Failles Exchange : d’après Microsoft, 92% des serveurs sont protégés

En début de semaine, Microsoft a affirmé que 92% des serveurs Exchange on-premise et connecté à Internet, concernés par les vulnérabilités ProxyLogon, étaient désormais patchés et protégés.

Lorsque Microsoft a publié son correctif de sécurité le 2 mars 2021, il y avait 400 000 serveurs Exchange vulnérables aux failles ProxyLogon. Une semaine plus tard, le 9 mars 2021, il y avait encore environ 100 000 serveurs à patcher. Quelques jours plus tard, le 14 mars pour être précis, ce chiffre est tombé à 82 000 serveurs vulnérables.

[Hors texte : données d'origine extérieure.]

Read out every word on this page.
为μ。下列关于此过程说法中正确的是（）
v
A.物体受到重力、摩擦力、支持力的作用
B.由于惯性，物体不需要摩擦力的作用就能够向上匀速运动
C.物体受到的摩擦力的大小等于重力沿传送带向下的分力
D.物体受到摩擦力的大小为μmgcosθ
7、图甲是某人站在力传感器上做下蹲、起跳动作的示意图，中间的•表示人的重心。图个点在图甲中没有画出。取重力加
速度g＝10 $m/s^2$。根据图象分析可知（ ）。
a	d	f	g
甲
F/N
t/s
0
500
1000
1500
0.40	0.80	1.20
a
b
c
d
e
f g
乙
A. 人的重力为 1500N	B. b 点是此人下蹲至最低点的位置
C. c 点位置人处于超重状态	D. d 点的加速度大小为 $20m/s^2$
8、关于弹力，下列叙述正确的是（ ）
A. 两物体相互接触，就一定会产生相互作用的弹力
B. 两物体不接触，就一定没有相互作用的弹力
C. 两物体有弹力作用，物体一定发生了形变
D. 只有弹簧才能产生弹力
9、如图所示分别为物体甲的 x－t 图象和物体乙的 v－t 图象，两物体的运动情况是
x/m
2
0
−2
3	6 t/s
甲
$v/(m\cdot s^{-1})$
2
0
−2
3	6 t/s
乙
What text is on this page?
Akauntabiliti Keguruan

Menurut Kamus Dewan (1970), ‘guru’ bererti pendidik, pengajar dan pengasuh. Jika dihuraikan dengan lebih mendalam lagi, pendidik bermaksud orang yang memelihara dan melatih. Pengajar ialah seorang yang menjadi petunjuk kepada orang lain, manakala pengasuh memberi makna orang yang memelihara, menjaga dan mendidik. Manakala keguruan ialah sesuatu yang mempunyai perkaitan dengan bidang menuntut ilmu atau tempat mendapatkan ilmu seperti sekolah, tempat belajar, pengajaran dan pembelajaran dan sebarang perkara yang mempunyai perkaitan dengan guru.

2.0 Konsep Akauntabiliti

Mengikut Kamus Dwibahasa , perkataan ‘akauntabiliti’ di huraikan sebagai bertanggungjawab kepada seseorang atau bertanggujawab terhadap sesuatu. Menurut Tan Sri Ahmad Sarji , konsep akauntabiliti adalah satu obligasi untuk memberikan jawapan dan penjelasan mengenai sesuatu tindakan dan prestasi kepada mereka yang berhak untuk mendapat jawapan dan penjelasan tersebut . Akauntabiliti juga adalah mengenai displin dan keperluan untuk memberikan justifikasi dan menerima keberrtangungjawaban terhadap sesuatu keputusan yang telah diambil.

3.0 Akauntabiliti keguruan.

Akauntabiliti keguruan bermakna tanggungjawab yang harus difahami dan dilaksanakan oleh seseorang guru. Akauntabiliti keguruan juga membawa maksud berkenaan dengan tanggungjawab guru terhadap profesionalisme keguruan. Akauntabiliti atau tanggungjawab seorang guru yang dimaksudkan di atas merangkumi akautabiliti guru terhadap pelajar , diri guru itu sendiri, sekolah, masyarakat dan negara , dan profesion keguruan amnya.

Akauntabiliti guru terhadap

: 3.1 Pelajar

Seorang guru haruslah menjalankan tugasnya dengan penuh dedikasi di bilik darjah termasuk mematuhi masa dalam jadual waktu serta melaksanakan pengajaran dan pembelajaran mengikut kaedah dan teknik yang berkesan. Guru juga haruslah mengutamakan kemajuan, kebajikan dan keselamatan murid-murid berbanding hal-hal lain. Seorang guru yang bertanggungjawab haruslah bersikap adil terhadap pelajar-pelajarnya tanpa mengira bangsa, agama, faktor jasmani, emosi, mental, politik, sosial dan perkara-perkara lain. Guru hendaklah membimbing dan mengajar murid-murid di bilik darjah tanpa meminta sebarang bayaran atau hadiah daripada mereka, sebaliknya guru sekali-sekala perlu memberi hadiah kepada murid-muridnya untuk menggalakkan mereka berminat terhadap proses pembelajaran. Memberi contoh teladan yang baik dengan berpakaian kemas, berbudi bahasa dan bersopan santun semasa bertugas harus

Désormais, d'après un graphique publié par RiskIQ, il en resterait moins de 30 000 : un chiffre encore important mais en constante diminution.

Pour rappel, ces quatre failles Zero-Day sont référencées avec les noms suivants :

  • CVE-2021-26855
  • CVE-2021-26857
  • CVE-2021-26858
  • CVE-2021-27065

Pour les retardataires, vous pouvez récupérer le correctif à installer sur votre serveur Exchange sur le site de Microsoft : Correctif Exchange - Mars 2021

En complément, il faut savoir que Microsoft a mit à jour Microsoft Defender pour qu'il soit capable d'apporter un premier niveau de protection contre les failles ProxyLogon sur les serveurs Exchanges non patchés. Microsoft a également publié un outil à activer sur son serveur Exchange pour se protéger en attendant d'installer le correctif de sécurité.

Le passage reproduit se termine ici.